La CIDH, como parte de la OEA, promueve el acatamiento de los derechos humanos en la región. Es, sin duda, una de las organizaciones regionales más importantes para denunciar violaciones y abusos de los estados frente a los derechos de sus ciudadanos.

Por la falta de recursos, la entidad se ha visto obligada a suspender la realización de las visitas previstas para este año, así como de las sesiones programadas para julio y octubre. Esto causa un grave perjuicio a las víctimas, peticionarios y las organizaciones de la sociedad civil que tenían planificado participar en audiencias, fundamentales para que sus siete comisionados analicen los casos, debatan y aprueben sus informes.

Las miles de víctimas de violaciones de derechos humanos serán las principales perjudicadas, pues el estudio procesal de sus casos se retrasará, afectando su derecho a una justicia ágil y oportuna, que ya les ha sido denegada en sus países. La CIDH, cuyo presupuesto para este año es de USD 5 millones, cumple un papel fundamental para evitar la impunidad. Es la primera instancia internacional a la que pueden acudir los afectados por violaciones de DD.HH.

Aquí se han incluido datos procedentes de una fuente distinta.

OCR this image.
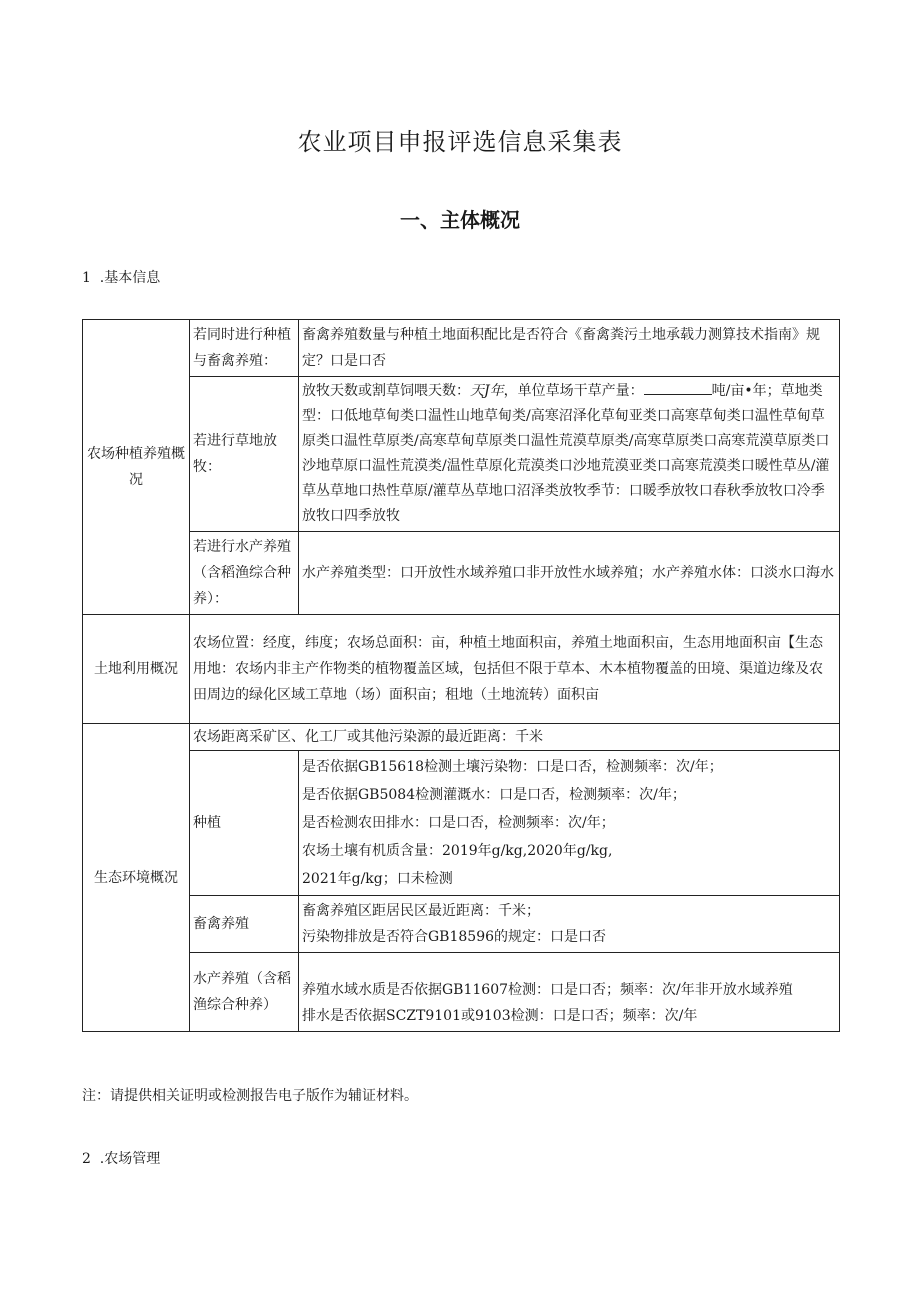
农业项目申报评选信息采集表
一、主体概况
1  .基本信息
农场种植养殖概况	若同时进行种植与畜禽养殖：	畜禽养殖数量与种植土地面积配比是否符合《畜禽粪污土地承载力测算技术指南》规定？口是口否
	若进行草地放牧：	放牧天数或割草饲喂天数：天J年，单位草场干草产量： 吨/亩•年；草地类型：口低地草甸类口温性山地草甸类/高寒沼泽化草甸亚类口高寒草甸类口温性草甸草原类口温性草原类/高寒草甸草原类口温性荒漠草原类/高寒草原类口高寒荒漠草原类口沙地草原口温性荒漠类/温性草原化荒漠类口沙地荒漠亚类口高寒荒漠类口暖性草丛/灌草丛草地口热性草原/灌草丛草地口沼泽类放牧季节：口暖季放牧口春秋季放牧口冷季放牧口四季放牧
	若进行水产养殖（含稻渔综合种养）：	水产养殖类型：口开放性水域养殖口非开放性水域养殖；水产养殖水体：口淡水口海水
土地利用概况	农场位置：经度，纬度；农场总面积：亩，种植土地面积亩，养殖土地面积亩，生态用地面积亩【生态用地：农场内非主产作物类的植物覆盖区域，包括但不限于草本、木本植物覆盖的田境、渠道边缘及农田周边的绿化区域工草地（场）面积亩；租地（土地流转）面积亩	
生态环境概况	农场距离采矿区、化工厂或其他污染源的最近距离：千米	
	种植	是否依据GB15618检测土壤污染物：口是口否，检测频率：次/年；
是否依据GB5084检测灌溉水：口是口否，检测频率：次/年；
是否检测农田排水：口是口否，检测频率：次/年；
农场土壤有机质含量：2019年g/kg,2020年g/kg,
2021年g/kg；口未检测

	畜禽养殖	畜禽养殖区距居民区最近距离：千米；
污染物排放是否符合GB18596的规定：口是口否

	水产养殖（含稻渔综合种养）	养殖水域水质是否依据GB11607检测：口是口否；频率：次/年非开放水域养殖
排水是否依据SCZT9101或9103检测：口是口否；频率：次/年
注：请提供相关证明或检测报告电子版作为辅证材料。
2  .农场管理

Los últimos años, el organismo también ha recibido críticas, especialmente del Gobierno ecuatoriano que lo ha cuestionado por su modelo de financiamiento (de entes privados y países que no son de la OEA) y por el suspuesto sesgo de sus pronunciamientos, en particular, sobre el deterioro de la libertad de expresión en Ecuador.

Más allá de estos impasses, el problema de fondo es el incumplimiento sistemático de los compromisos de financiamiento de los países que integran la OEA. Es indispensable que los estados asuman su responsabilidad de fortalecer el Sistema Interamericano de DD.HH. y no debilitarlo.